Suffolk Residents Protest Illegal Immigrants and Day Laborers

By ROBERT D. McFADDEN
New York Times

October 15, 2000

Waving American flags and red, white and blue balloons, 200 Suffolk County residents opposed to illegal immigrants and day laborers in their communities held a boisterous town hall meeting in Centereach, N.Y., yesterday and called for tougher enforcement of immigration laws.

"We can either roll over and play dead, or take our flag and walk with it," said Margaret Bianculli, the president of the Sachem Quality of Life Organization, which sponsored the gathering at Veterans of Foreign Wars Post 4927. "This is not a drill to us. This is the real thing."

The featured speaker was Glenn Spencer the president of Voices of Citizens Together, a California group that advocates immigration law changes, and the host of a weekly radio show called "American Patrol Report." He drew noisy applause as he described efforts in California to oppose illegal immigration from Mexico.

He showed videotapes portraying the Immigration and Naturalization Service as too tolerant of illegal immigrants and warned that the government was not aggressive enough in patrolling borders. "The power elite have decided we have to be folded into the world village, we have to sacrifice our sovereignty," he declared. "You are in the biggest fight you will have to face."

The gathering came on the same day that more than 1,000 Latin American immigrants marched across Manhattan and held a rally in front of the United Nations building to demand more rights for immigrant workers and general amnesty for illegal immigrants.

On eastern Long Island, the racially charged debate over illegal immigrants has been under way for several years, as more than 1,000 immigrants, many of them from Mexico and Central America, have arrived each summer and taken work as day laborers on landscaping or construction jobs. Many wait on street corners in Farmingville each morning to be hired by drive-by employers.

Some homeowners accuse the newcomers of littering, selling drugs and molesting women. The immigrants, who say they take jobs that residents do not want, complain of harassment, abuse and overcrowded living conditions.
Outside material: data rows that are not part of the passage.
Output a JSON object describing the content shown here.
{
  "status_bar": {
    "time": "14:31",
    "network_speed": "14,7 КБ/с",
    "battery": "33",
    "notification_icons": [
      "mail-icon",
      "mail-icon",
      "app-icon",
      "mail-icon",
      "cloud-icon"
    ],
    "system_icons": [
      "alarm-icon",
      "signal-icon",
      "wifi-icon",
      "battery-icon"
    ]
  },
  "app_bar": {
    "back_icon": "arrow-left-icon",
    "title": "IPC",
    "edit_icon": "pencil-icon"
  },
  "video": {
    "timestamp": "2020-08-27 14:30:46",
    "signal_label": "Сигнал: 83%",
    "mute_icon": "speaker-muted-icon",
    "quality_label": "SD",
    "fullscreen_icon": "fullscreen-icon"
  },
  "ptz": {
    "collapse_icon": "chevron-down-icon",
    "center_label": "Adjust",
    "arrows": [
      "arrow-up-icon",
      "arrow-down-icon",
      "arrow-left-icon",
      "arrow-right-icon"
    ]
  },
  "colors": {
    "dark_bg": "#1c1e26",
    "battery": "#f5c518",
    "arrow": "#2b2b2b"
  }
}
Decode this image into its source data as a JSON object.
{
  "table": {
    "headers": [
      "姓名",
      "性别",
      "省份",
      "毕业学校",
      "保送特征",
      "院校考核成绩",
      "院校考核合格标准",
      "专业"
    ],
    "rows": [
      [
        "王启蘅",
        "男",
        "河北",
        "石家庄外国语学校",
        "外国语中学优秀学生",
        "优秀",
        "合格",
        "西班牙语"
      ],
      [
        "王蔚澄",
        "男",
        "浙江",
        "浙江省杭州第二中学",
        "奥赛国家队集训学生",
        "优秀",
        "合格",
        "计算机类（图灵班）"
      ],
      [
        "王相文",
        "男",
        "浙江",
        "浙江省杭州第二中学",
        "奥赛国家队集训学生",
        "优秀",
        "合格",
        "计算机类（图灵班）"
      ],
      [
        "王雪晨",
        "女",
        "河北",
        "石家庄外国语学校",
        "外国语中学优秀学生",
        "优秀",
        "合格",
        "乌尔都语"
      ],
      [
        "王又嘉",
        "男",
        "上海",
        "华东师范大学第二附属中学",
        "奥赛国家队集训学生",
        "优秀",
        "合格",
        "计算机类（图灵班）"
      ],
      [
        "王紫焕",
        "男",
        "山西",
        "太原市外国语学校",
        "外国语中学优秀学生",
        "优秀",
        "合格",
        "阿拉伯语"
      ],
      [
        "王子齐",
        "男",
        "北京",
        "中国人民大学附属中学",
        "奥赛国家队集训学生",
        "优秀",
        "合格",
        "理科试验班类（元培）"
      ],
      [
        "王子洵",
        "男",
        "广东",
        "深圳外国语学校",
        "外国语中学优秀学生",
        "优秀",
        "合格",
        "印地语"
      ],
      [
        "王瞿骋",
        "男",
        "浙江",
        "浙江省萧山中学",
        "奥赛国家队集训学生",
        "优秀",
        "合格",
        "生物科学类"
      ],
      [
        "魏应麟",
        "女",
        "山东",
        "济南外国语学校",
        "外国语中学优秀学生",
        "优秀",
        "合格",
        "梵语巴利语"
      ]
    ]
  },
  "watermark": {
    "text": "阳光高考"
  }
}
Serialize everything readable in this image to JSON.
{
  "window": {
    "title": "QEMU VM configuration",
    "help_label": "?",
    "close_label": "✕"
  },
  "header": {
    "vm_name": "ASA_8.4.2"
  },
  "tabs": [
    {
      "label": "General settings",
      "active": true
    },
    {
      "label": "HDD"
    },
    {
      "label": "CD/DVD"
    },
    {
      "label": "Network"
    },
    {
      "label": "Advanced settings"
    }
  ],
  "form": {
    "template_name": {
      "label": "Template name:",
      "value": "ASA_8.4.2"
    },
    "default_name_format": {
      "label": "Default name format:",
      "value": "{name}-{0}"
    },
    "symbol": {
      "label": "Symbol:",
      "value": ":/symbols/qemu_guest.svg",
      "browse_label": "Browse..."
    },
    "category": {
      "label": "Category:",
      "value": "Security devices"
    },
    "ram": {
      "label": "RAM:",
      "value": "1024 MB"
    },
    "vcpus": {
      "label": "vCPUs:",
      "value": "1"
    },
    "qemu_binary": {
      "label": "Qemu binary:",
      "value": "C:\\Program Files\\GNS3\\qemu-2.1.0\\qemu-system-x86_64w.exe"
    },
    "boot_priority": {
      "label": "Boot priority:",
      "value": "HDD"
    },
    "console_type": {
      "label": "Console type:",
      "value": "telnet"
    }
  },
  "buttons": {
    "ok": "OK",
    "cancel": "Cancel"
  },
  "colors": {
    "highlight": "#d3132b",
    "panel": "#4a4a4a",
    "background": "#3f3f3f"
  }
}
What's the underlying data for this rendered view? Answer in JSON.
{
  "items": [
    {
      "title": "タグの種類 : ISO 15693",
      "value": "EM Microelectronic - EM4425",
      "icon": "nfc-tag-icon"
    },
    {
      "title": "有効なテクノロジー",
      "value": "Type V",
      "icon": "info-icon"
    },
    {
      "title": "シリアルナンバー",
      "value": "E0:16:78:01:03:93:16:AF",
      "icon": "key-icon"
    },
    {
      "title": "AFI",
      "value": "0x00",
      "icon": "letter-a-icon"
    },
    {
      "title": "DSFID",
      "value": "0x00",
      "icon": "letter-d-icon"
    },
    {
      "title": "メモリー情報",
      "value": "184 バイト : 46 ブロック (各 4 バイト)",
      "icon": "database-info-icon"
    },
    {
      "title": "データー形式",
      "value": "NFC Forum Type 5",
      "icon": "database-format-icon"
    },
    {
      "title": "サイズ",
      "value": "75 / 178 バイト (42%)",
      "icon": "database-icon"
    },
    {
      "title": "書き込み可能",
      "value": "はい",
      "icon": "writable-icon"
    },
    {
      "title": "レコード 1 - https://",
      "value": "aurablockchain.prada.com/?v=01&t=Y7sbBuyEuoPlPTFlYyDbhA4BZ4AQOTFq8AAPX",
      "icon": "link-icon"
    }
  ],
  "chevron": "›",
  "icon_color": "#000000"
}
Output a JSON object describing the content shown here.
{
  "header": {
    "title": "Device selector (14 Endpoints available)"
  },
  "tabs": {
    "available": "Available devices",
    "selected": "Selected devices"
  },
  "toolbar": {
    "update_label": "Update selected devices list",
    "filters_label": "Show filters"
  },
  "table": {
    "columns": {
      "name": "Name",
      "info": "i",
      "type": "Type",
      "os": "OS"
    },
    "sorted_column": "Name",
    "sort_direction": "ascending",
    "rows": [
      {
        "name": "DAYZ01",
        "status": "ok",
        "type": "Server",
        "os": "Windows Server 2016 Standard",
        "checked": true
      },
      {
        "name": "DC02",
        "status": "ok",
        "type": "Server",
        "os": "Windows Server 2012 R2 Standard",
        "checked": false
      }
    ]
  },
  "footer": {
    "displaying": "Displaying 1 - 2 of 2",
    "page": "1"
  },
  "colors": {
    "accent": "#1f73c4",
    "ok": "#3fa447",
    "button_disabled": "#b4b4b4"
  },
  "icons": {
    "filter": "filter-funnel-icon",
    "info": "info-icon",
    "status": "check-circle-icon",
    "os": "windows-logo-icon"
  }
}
The debate has been especially tense since the beating last month of two day laborers who were lured to an abandoned factory and attacked. One man has been arrested and another is being sought in that case.

The Suffolk County Human Rights Commission and other groups are sponsoring a candlelight unity rally in Hauppauge today to urge officials to address the problems day laborers face.

Many of those at yesterday's meeting in Centereach said they planned to attend the rally as a counterpoint, and they displayed signs reading, "Illegal aliens are criminals, not immigrants," and "Peaceful solutions through deportation."

Ms. Bianculli, the leader of the group sponsoring the rally, said detractors had misrepresented her organization and followers as promoters of hate. "We are all accused of being angry and putting out hate," she said. "How do you not be angry at those who are interfering with your right to hold the government responsible for their job to enforce the law?"